All but a handful of state departments of insurance participated in at least one of the four cycles of the Affordable Care Act (ACA) federal rate review grant program. The program awarded four cycles of grants, beginning in August of 2010, to help state insurance regulatory agencies build or enhance their rate review programs, or to develop state all-claims databases. As these grant funds run out and expiration dates for any extensions quickly approach, many regulators are planning for sustainability of the staffing levels they were able to achieve with the funds. While providing technical assistance to states struggling with these sustainability challenges, I was reminded of a similar challenge I faced during my first year as Indiana’s insurance commissioner. Some of the actions I took to meet that challenge may be helpful to regulators looking for approaches to sustaining their grant funded personnel.
A few months before being named commissioner in July of 1997, a Wall Street Journal reporter began researching a story about the Indiana Department of Insurance (IDOI). He chose the IDOI because the Department had not performed any market conduct examinations during the previous year, something he attributed to underfunding of the agency due to the cozy relationship between Indiana’s legislators and insurance companies. His research lasted about eight months and the story appeared in the paper’s January 14, 1998 edition.

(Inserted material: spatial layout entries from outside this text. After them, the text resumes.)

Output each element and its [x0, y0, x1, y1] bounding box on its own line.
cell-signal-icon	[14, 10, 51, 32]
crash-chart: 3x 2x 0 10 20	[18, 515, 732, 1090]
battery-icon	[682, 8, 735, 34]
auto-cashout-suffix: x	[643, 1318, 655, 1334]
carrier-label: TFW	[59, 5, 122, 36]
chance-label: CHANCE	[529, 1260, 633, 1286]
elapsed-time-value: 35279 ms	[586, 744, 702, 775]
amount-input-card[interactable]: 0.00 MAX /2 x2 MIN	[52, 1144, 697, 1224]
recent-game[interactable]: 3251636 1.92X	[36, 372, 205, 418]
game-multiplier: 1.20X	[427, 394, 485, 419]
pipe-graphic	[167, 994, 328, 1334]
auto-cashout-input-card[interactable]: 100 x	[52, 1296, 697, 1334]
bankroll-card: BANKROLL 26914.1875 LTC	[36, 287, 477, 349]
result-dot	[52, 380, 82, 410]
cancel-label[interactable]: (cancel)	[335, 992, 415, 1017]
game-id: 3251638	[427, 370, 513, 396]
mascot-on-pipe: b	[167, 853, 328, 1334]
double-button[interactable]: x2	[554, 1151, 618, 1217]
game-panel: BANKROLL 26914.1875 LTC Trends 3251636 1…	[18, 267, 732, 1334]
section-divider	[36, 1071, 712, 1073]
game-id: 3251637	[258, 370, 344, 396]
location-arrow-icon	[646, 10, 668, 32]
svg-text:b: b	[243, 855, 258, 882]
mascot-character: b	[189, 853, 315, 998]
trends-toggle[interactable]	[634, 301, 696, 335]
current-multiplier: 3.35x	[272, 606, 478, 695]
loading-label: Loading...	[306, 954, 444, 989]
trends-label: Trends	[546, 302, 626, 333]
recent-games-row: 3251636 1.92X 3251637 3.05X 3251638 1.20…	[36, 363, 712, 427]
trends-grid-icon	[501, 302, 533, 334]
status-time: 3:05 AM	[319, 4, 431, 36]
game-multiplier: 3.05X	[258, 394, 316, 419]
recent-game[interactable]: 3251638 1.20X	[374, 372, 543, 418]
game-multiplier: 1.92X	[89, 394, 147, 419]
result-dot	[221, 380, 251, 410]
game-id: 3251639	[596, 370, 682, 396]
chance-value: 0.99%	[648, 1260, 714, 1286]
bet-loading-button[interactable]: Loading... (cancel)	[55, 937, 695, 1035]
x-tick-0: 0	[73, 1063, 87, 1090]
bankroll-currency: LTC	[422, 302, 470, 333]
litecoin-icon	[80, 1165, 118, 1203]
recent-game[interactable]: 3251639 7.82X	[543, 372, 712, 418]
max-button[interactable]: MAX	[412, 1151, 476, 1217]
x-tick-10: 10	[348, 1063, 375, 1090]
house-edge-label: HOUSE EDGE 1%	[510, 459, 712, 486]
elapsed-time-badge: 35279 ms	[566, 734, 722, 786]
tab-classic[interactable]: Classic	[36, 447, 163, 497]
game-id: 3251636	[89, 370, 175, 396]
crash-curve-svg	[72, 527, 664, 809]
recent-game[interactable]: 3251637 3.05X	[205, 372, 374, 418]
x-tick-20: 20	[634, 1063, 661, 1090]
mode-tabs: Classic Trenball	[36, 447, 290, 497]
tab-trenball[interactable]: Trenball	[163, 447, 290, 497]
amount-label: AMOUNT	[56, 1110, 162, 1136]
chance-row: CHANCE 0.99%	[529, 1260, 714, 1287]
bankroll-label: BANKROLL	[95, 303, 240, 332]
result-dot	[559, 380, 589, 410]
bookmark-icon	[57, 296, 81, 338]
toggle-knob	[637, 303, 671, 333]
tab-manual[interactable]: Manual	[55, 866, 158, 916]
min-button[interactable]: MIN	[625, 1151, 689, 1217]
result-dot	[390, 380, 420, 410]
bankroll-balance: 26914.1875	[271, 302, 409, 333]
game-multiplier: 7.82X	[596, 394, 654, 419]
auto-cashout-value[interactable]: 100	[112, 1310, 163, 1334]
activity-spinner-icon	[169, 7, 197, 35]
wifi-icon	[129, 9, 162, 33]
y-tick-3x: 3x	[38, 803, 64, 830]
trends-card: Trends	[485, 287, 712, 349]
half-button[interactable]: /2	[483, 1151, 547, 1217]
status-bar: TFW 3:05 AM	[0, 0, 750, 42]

After the article appeared, my staff and I determined that to address the identified problems the IDOI needed a dedicated Enforcement Unit with sole responsibility to investigate issues referred from the consumer services staff and other sources and to suggest disciplinary action when necessary. An additional consumer service representative also was needed. The Enforcement Unit was to be headed by a Chief Deputy of Enforcement, an attorney who also would oversee the Company Services (form review) and Consumer Services Divisions. Additional Enforcement Unit staff would include an attorney chief investigator, two additional investigators, and an administrative assistant. One more consumer service representative also was needed.
With no funding available in addition to what was already appropriated, we set out to meet our newly-identified needs by taking a close look at the vacancies on the agency’s staffing table. We identified vacant positions that were not absolutely necessary to fill and could be combined and/or reclassified. Some examples of how we accomplished this are:
- Several clerical positions were designated for work that could be distributed among two or three staff members without any one of them being overly burdened. Those vacancies were reclassified to combine two clerical positions into one investigator position for the new unit.
- The need for a vacant deputy position was eliminated by reclassifying a senior clerical staff position to make the person filling it a middle manager and placing the division formerly headed by the deputy in the vacant position under another deputy who could oversee the new manager.
- Because financial field examiners were required to be away from home during the week when conducting out-of-state exams for months at a time, they were very difficult positions to fill, but the salary was comparable to that of a staff attorney. We made the decision to reclassify the examiner positions to make them attorney positions and contract out the portion of our financial exams that would have been conducted by the individuals in those positions
Eventually, by poring through the staffing table and identifying these types of reclassification and savings opportunities, we were able to fully staff a new Enforcement Unit and add the additional consumer service representative while staying within the confines of the IDOI personnel budget.
Creating an Enforcement Unit by combining and reclassifying vacant positions was possible because we were given a great deal of leeway by the Governor. He also instructed the State Personnel Department to afford us the flexibility we needed. That kind of flexibility is not typical in most state bureaucracies, but given the urgency of the sustainability challenges states are currently facing, it might be worthwhile for them to seek more flexibility. With the necessary leeway to apply some of the techniques described above, where feasible, state insurance regulators may be better able to meet sustainability challenges presented by the expiration of federal rate review grants.